France Set to Implement Nationwide Facial Recognition ID Program

The move has seen opposition from both France’s data regulator and a privacy group.
Loukia Papadopoulos

France is set to become the first European country to use facial recognition technology to give citizens a secure digital identity. The move has been deemed risky as there are privacy questions at stake.


A more efficient state

The government claims the new program is meant to make the state more efficient. Dubbed Alicem, an acronym for “certified online authentification on mobile," the application is said to enable “any individual who decides to use it to prove his identity on the internet in a secure manner,” says the interior ministry website.

It is set for roll out in November, after an experimental six-month test phase. This date is earlier than an initial Christmas target.

However, it is not without opposition. France’s data regulator, CNIL, claims the program breaches the European rule of consent and the program is being challenged in France’s highest administrative court by privacy group La Quadrature du Net.

The program functions through an app that reads the chip on an electronic passport. The app then cross-references its biometric photo with the phone user via facial recognition to confirm the identity.

A scary thought

This process is scary to many as earlier this year a hacker broke into a government messaging app in just little over an hour.

“The government wants to funnel people to use Alicem and facial recognition.
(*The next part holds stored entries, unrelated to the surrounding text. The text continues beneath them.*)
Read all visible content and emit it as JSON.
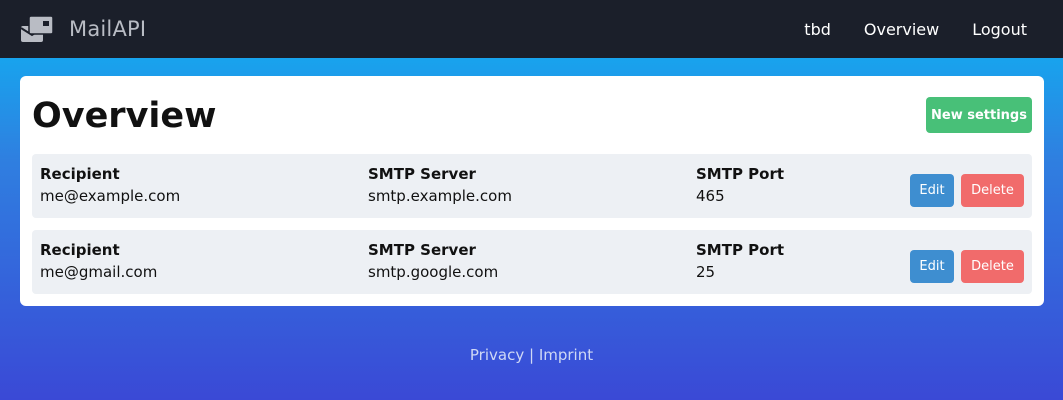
{
  "brand": {
    "name": "MailAPI",
    "icon": "mail-cards-icon"
  },
  "nav": {
    "items": [
      "tbd",
      "Overview",
      "Logout"
    ]
  },
  "page": {
    "title": "Overview",
    "new_button": "New settings"
  },
  "rows": [
    {
      "recipient_label": "Recipient",
      "recipient": "me@example.com",
      "server_label": "SMTP Server",
      "server": "smtp.example.com",
      "port_label": "SMTP Port",
      "port": "465",
      "edit": "Edit",
      "delete": "Delete"
    },
    {
      "recipient_label": "Recipient",
      "recipient": "me@gmail.com",
      "server_label": "SMTP Server",
      "server": "smtp.google.com",
      "port_label": "SMTP Port",
      "port": "25",
      "edit": "Edit",
      "delete": "Delete"
    }
  ],
  "footer": {
    "privacy": "Privacy",
    "separator": "|",
    "imprint": "Imprint"
  },
  "colors": {
    "navbar": "#1b1f2a",
    "success": "#48c078",
    "info": "#3e8ed0",
    "danger": "#f16b6b",
    "row_bg": "#edf0f4"
  }
}
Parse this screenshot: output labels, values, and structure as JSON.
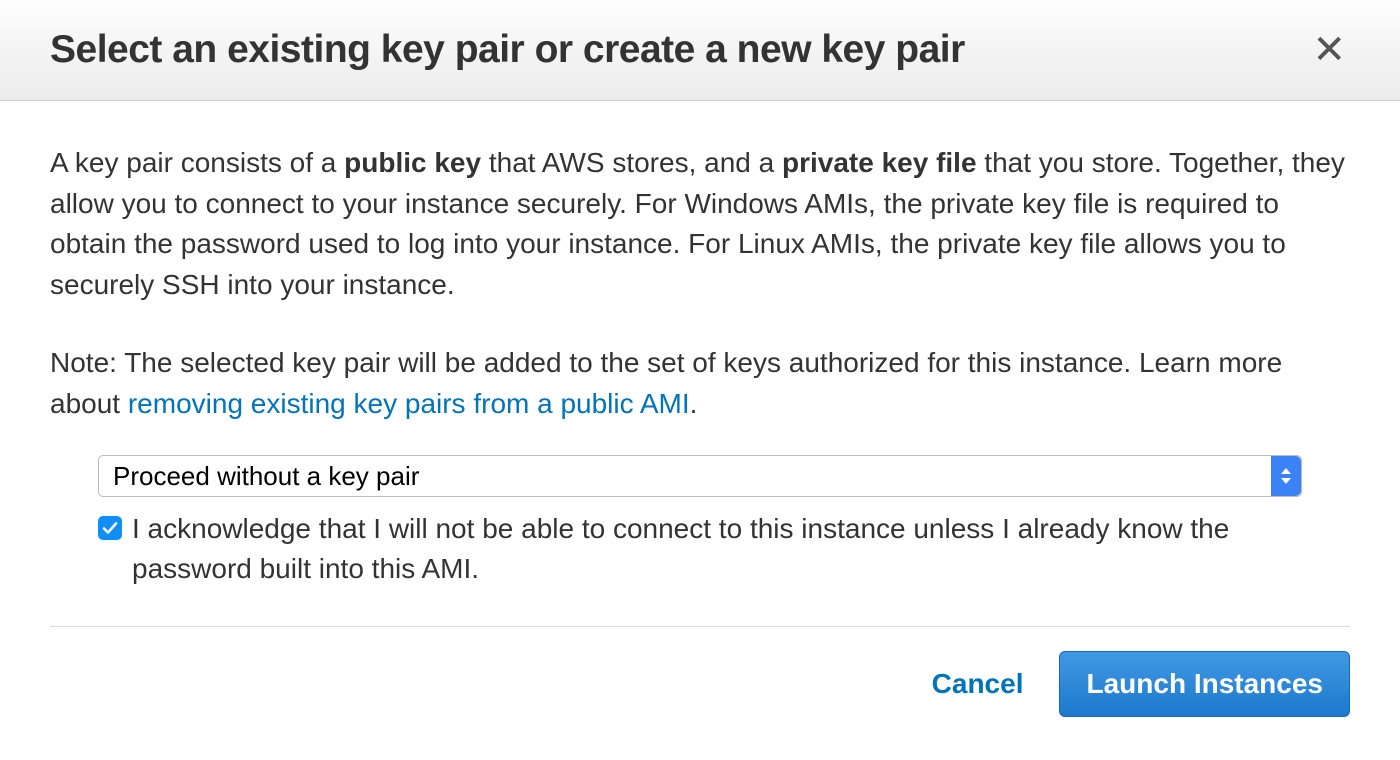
{
  "header": {
    "title": "Select an existing key pair or create a new key pair"
  },
  "body": {
    "desc_part1": "A key pair consists of a ",
    "desc_bold1": "public key",
    "desc_part2": " that AWS stores, and a ",
    "desc_bold2": "private key file",
    "desc_part3": " that you store. Together, they allow you to connect to your instance securely. For Windows AMIs, the private key file is required to obtain the password used to log into your instance. For Linux AMIs, the private key file allows you to securely SSH into your instance.",
    "note_part1": "Note: The selected key pair will be added to the set of keys authorized for this instance. Learn more about ",
    "note_link": "removing existing key pairs from a public AMI",
    "note_part2": "."
  },
  "form": {
    "select_value": "Proceed without a key pair",
    "checkbox_checked": true,
    "checkbox_label": "I acknowledge that I will not be able to connect to this instance unless I already know the password built into this AMI."
  },
  "footer": {
    "cancel": "Cancel",
    "launch": "Launch Instances"
  }
}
We’re heading into mass usage of facial recognition. (There’s) little interest in the importance of consent and choice,” Martin Drago, lawyer for La Quadrature du Net told Bloomberg.
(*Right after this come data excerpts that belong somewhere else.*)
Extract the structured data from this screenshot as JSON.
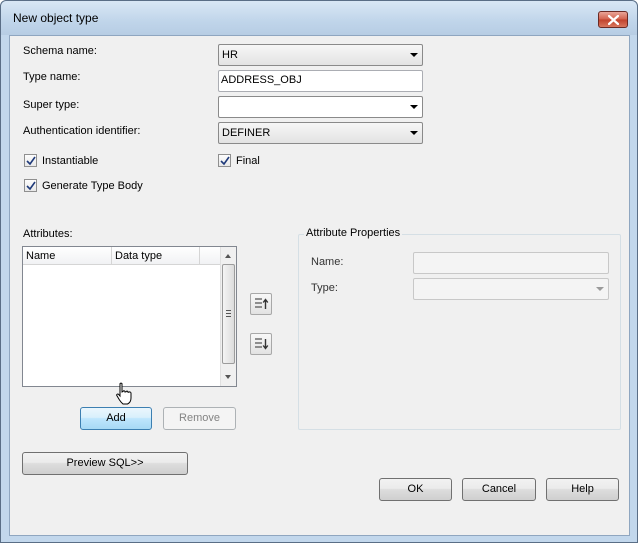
{
  "window": {
    "title": "New object type",
    "close_icon": "close-icon"
  },
  "form": {
    "schema_name": {
      "label": "Schema name:",
      "value": "HR"
    },
    "type_name": {
      "label": "Type name:",
      "value": "ADDRESS_OBJ"
    },
    "super_type": {
      "label": "Super type:",
      "value": ""
    },
    "authentication_identifier": {
      "label": "Authentication identifier:",
      "value": "DEFINER"
    },
    "instantiable": {
      "label": "Instantiable",
      "checked": true
    },
    "final": {
      "label": "Final",
      "checked": true
    },
    "generate_type_body": {
      "label": "Generate Type Body",
      "checked": true
    }
  },
  "attributes": {
    "label": "Attributes:",
    "columns": [
      "Name",
      "Data type"
    ],
    "rows": [],
    "move_up_icon": "move-up-icon",
    "move_down_icon": "move-down-icon",
    "add_label": "Add",
    "remove_label": "Remove"
  },
  "attribute_properties": {
    "title": "Attribute Properties",
    "name_label": "Name:",
    "name_value": "",
    "type_label": "Type:",
    "type_value": ""
  },
  "footer": {
    "preview_sql_label": "Preview SQL>>",
    "ok_label": "OK",
    "cancel_label": "Cancel",
    "help_label": "Help"
  },
  "colors": {
    "titlebar": "#c2d7ec",
    "dialog_bg": "#f0f0f0",
    "focus_button": "#bee6fd"
  }
}
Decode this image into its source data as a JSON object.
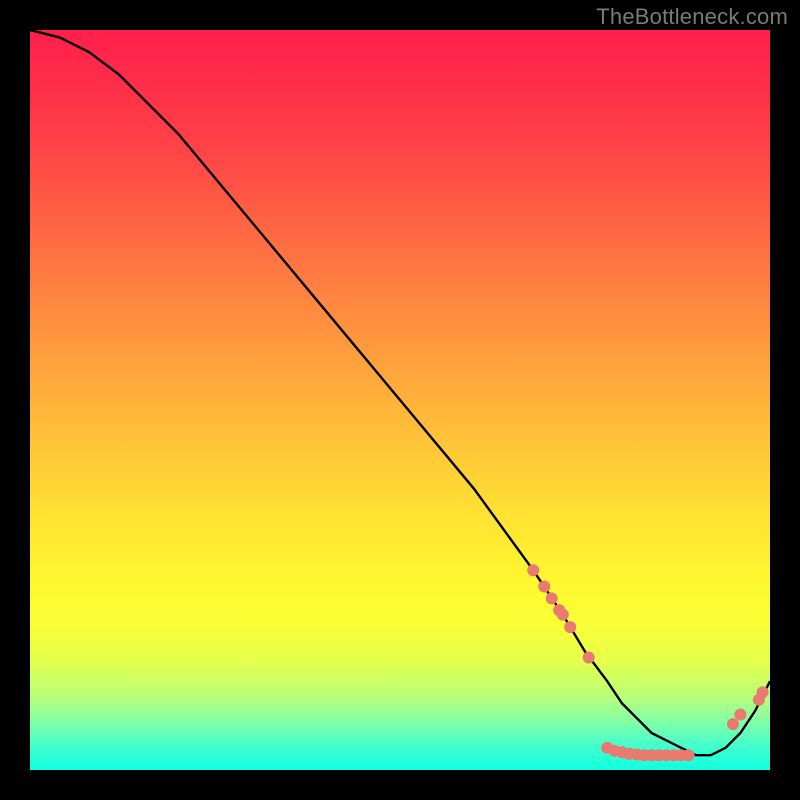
{
  "watermark": "TheBottleneck.com",
  "colors": {
    "page_bg": "#000000",
    "curve": "#000000",
    "dot": "#e87a6f",
    "watermark_text": "#7a7a7a"
  },
  "chart_data": {
    "type": "line",
    "title": "",
    "xlabel": "",
    "ylabel": "",
    "xlim": [
      0,
      100
    ],
    "ylim": [
      0,
      100
    ],
    "grid": false,
    "legend": false,
    "series": [
      {
        "name": "bottleneck-curve",
        "x": [
          0,
          4,
          8,
          12,
          20,
          30,
          40,
          50,
          60,
          68,
          72,
          75,
          78,
          80,
          82,
          84,
          86,
          88,
          90,
          92,
          94,
          96,
          98,
          100
        ],
        "values": [
          100,
          99,
          97,
          94,
          86,
          74,
          62,
          50,
          38,
          27,
          21,
          16,
          12,
          9,
          7,
          5,
          4,
          3,
          2,
          2,
          3,
          5,
          8,
          12
        ]
      }
    ],
    "markers": [
      {
        "x": 68.0,
        "y": 27.0
      },
      {
        "x": 69.5,
        "y": 24.8
      },
      {
        "x": 70.5,
        "y": 23.2
      },
      {
        "x": 71.5,
        "y": 21.6
      },
      {
        "x": 72.0,
        "y": 21.0
      },
      {
        "x": 73.0,
        "y": 19.3
      },
      {
        "x": 75.5,
        "y": 15.2
      },
      {
        "x": 78.0,
        "y": 3.0
      },
      {
        "x": 79.0,
        "y": 2.6
      },
      {
        "x": 80.0,
        "y": 2.4
      },
      {
        "x": 81.0,
        "y": 2.2
      },
      {
        "x": 82.0,
        "y": 2.1
      },
      {
        "x": 83.0,
        "y": 2.0
      },
      {
        "x": 84.0,
        "y": 2.0
      },
      {
        "x": 85.0,
        "y": 2.0
      },
      {
        "x": 86.0,
        "y": 2.0
      },
      {
        "x": 87.0,
        "y": 2.0
      },
      {
        "x": 88.0,
        "y": 2.0
      },
      {
        "x": 89.0,
        "y": 2.0
      },
      {
        "x": 95.0,
        "y": 6.2
      },
      {
        "x": 96.0,
        "y": 7.5
      },
      {
        "x": 98.5,
        "y": 9.5
      },
      {
        "x": 99.0,
        "y": 10.5
      }
    ]
  }
}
However, France has tried to reassure the public by stating that the footage used for facial recognition will be erased “within seconds” after registration and will not be integrated into citizens’ identity databases. The move is simply meant to develop “digital identities” that can give citizens secure and easy access to everything from their taxes to utility bills.

“The widespread use of an equivalent of a public DNA is a challenge for regulators,” told Bloomberg Patrick Van Eecke, a privacy and data specialist at DLA Piper in Brussels. “You can look at France’s use of facial recognition for digital identity in two ways: it goes too far in terms of privacy, or they’re using the most secure new technology. Are they a front-runner or are they overstepping the mark?”